Breaking the silence, Tom said: "Some people might wonder why Beijing is so obsessed with total control over who can stand in the CE election. This incident should explain it. When Edward Snowden, the whistleblower who exposed our massive electronic snooping, was here in June 2013, our State Department pressed the Hong Kong government to issue a provisional warrant of arrest against him with the view to extraditing him shortly.
"This was permitted under a security protocol agreed with the Brits and still in force to this day. But the Hong Kong government stalled for time, saying the legal paperwork was not in order. And that gave Snowden the chance to bolt and, eventually, land in Moscow. Had the CE been someone more accommodating, and not C. Y.
Leung, a Beijing loyalist, we would have gotten the sonofabitch. Well, we will remember this and the Chinese will be made to pay, as one of our former directors said in Singapore."

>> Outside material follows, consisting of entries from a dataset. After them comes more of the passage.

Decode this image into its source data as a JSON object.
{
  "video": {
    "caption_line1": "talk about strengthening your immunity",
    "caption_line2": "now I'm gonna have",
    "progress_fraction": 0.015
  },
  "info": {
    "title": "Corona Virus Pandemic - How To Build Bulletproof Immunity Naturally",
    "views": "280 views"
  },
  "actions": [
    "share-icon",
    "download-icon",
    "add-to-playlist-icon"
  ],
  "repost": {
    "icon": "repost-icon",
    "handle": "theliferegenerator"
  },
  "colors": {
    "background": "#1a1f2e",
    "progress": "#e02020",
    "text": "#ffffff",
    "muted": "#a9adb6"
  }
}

After a long pause, Tom added: "Actually, failing to secure the two- thirds mandate may not be such a bad thing for Hong Kong. All opinion polls have consistently put those against the motion at about 37 per cent of the population, with those for at roughly 41 per cent or so. So even if the government scrapes through by a vote or two, the anti-government feelings that have been stirred to fever pitch may just boil over, leading to turmoil, possibly even violence. Hong Kong society, already polarised, may well become ungovernable as the hardline pro-democracy camp digs in and obstructs everything the government wants to do.
"So maybe a cooling-off period is a good thing. C. Y. Leung has already said his government will let it be if it fails, forget about reforms, and focus instead on improving the economy and people's livelihood in the next two years. The opposition will have to pause and ponder about how it will fare in the Legco elections next year."
"One last question," said the senator. "What if the pan-democratic camp indeed loses ground as the electorate punishes it for being obstructive and intransigent? Will the government re-introduce a reform package to take advantage of that? What if the Legco election goes the other way? How will Beijing react?"
Tom sighed as he said: "Sir, last November when you asked me about something I had no way of knowing, I replied, citing a Cantonese expression, you ask me, I ask who? I'm afraid that is still my answer."